The NSW Coroner has begun the hearing into the death of George Campbell, a Yuin-Dunghutti-Tharawal teenager who was in the care of Department of Communities and Justice (DCJ) when he was found dead in Wallaga Lake on 10 March 2018.
The coronial inquest comes as a rare examination of the death of a person under state care, and an opportunity to uncover possible systemic issues in the child protection system.
Evidence of failures in State care
During the first day of the hearing, evidence emerged suggesting that in the months leading up to his death, DCJ failed to adequately communicate important information to George’s psychologist and psychiatrist, such as the basic details of his carer and a background brief on the teenager.
It also emerged that there was a lack of continuity of care and follow-up when George’s caseworkers changed. It was admitted by a former DCJ caseworker that there wasn’t a formal handover procedure between George’s different caseworkers.
Today, the DCJ is expected to face further questions about whether adequate cultural and social support was provided to the seventeen-year-old teenager in the lead up to his death, including opportunities to connect with his birth family.

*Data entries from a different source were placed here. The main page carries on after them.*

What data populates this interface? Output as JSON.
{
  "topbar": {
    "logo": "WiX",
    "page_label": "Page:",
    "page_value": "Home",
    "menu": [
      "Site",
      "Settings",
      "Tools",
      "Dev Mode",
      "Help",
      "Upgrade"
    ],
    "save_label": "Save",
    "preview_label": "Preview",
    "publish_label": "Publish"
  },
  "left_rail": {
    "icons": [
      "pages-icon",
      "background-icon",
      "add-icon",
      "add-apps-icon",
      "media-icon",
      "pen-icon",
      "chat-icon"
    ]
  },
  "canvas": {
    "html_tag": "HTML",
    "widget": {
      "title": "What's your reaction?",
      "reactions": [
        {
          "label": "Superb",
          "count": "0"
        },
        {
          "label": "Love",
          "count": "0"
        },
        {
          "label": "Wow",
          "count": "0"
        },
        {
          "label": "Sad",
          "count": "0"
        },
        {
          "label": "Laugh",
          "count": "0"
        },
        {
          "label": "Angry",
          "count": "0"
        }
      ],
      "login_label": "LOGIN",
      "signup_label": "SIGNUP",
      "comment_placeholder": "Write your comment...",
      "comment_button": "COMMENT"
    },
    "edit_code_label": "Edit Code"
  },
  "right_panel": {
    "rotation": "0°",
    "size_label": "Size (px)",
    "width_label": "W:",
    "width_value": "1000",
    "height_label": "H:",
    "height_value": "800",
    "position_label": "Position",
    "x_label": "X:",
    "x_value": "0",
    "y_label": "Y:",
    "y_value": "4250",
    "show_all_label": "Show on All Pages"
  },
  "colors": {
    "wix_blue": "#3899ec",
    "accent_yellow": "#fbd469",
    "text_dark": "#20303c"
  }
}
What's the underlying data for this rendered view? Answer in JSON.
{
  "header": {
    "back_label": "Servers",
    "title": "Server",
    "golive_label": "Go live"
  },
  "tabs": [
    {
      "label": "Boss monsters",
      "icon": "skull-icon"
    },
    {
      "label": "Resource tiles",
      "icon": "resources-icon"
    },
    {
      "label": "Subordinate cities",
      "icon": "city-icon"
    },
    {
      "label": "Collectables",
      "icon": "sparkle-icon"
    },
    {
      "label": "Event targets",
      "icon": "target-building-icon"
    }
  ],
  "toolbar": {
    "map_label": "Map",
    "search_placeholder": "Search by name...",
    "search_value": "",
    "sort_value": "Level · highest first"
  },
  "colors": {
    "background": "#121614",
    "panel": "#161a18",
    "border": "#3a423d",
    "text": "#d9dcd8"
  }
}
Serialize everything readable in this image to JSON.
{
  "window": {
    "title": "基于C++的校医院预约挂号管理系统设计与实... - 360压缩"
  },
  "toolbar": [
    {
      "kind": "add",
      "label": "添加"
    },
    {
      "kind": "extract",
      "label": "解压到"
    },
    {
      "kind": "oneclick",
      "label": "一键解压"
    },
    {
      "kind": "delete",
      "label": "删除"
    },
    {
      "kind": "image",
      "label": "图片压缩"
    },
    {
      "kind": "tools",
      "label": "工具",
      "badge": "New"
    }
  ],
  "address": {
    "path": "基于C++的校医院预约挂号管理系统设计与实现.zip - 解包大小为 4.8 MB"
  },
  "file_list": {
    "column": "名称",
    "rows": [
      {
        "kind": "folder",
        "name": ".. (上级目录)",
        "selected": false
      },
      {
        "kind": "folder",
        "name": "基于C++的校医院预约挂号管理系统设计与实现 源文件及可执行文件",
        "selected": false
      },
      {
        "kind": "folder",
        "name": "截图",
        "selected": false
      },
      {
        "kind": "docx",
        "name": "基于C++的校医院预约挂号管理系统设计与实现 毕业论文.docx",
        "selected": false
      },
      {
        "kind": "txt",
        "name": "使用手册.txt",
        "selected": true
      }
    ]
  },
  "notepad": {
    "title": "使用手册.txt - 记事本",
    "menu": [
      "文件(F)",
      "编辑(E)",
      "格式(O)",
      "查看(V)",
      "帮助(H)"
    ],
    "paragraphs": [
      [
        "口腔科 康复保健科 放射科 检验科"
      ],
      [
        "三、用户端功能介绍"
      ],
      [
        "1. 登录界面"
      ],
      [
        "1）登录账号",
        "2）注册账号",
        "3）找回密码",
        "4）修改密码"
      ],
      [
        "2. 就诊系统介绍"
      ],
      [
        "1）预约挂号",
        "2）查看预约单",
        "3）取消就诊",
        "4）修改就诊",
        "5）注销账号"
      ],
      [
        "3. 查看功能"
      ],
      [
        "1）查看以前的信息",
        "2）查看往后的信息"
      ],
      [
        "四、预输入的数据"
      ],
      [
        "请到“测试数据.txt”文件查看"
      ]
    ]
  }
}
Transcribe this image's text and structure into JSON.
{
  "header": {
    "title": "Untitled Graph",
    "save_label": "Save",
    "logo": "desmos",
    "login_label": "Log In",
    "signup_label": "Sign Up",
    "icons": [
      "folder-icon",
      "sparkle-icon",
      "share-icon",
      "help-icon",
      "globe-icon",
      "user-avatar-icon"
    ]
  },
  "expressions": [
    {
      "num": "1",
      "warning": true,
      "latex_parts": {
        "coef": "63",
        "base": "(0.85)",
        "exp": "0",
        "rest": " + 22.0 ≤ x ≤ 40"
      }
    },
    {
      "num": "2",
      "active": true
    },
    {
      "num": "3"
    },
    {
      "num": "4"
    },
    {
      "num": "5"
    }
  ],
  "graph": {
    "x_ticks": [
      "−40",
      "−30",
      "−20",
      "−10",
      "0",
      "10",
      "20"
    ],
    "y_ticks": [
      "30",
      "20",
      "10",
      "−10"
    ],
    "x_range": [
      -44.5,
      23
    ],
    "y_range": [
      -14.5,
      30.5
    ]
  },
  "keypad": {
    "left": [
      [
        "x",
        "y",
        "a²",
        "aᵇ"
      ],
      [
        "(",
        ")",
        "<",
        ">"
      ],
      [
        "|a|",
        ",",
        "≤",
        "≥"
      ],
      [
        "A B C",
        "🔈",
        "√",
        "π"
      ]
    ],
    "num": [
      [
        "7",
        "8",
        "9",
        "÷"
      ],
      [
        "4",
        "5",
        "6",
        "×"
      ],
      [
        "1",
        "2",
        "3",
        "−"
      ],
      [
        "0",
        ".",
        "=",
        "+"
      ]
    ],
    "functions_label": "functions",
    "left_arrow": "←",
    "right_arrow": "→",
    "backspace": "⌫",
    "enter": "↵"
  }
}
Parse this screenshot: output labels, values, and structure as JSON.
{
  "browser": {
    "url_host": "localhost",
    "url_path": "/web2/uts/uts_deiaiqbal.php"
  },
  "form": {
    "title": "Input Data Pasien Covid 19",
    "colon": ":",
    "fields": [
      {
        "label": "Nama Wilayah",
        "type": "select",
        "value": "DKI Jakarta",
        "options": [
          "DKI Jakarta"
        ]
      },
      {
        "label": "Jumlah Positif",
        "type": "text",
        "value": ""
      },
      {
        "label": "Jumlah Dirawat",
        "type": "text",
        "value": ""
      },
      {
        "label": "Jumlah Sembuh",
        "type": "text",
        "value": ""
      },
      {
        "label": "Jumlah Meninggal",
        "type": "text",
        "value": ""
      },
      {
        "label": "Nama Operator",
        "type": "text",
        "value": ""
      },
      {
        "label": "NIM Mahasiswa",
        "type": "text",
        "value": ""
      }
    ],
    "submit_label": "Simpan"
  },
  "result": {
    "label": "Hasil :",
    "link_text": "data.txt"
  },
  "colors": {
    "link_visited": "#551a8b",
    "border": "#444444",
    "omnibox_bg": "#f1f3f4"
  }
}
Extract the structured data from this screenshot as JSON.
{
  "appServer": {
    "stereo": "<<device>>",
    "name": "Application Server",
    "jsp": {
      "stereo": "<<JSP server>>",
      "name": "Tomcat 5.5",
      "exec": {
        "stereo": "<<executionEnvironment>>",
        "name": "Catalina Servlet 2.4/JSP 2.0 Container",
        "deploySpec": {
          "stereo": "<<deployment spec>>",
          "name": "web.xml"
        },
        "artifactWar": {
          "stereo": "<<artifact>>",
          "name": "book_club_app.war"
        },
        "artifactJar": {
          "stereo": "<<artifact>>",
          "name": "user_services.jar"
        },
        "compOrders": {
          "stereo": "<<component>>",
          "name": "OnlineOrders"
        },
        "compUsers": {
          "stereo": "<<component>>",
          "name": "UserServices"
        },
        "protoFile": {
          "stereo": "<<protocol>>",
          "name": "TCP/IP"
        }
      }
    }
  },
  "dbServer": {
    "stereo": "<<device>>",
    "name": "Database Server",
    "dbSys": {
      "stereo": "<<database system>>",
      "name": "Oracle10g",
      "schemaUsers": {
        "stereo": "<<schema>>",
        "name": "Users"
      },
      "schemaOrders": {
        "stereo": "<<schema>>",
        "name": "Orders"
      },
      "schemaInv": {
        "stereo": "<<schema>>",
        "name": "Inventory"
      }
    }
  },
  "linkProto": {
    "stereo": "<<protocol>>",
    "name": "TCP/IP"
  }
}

Family says George should have received more care from DCJ
Mr Campbell went missing on 9 March 2018, and was not seen again until the following day when his body was found at Wallaga Lake. It is suspected that George Campbell died as a result of the misuse of volatile substances.
The family of Mr Campbell say that DCJ should have given more support to the teenager while he was in their care. George’s mother, Karen Campbell, said:
“Our family wants to know what happened to George and whether there were any failures in the care he received in the lead up to his death.”
“George was a loved member of our family. He always made everyone laugh and we miss him each and every day.”Karen Campbell, George’s mother
Karina Hawtrey, solicitor at the National Justice Project, a human rights law firm representing the family, said: “We will be standing alongside our clients are they seek to find out what happened to their beloved son.”
“The family have asked for answers about what DCJ was doing to support George leading up to his death, and they want some accountability for the heartache that they are suffering.”
Systemic failures in child protection
A 2019 independent report, Family is Culture, found that the out-of-home care (OOHC) system administered by the DCJ lacks cultural competency and trauma-informed approaches. It made 125 recommendations to address the issues in the child protection system.
In a May 2022 report to the Office of Children’s Guardian, the DCJ admitted to failing to implement the key reforms to which it had committed, saying that it lacks the financial and human resources required to implement the changes.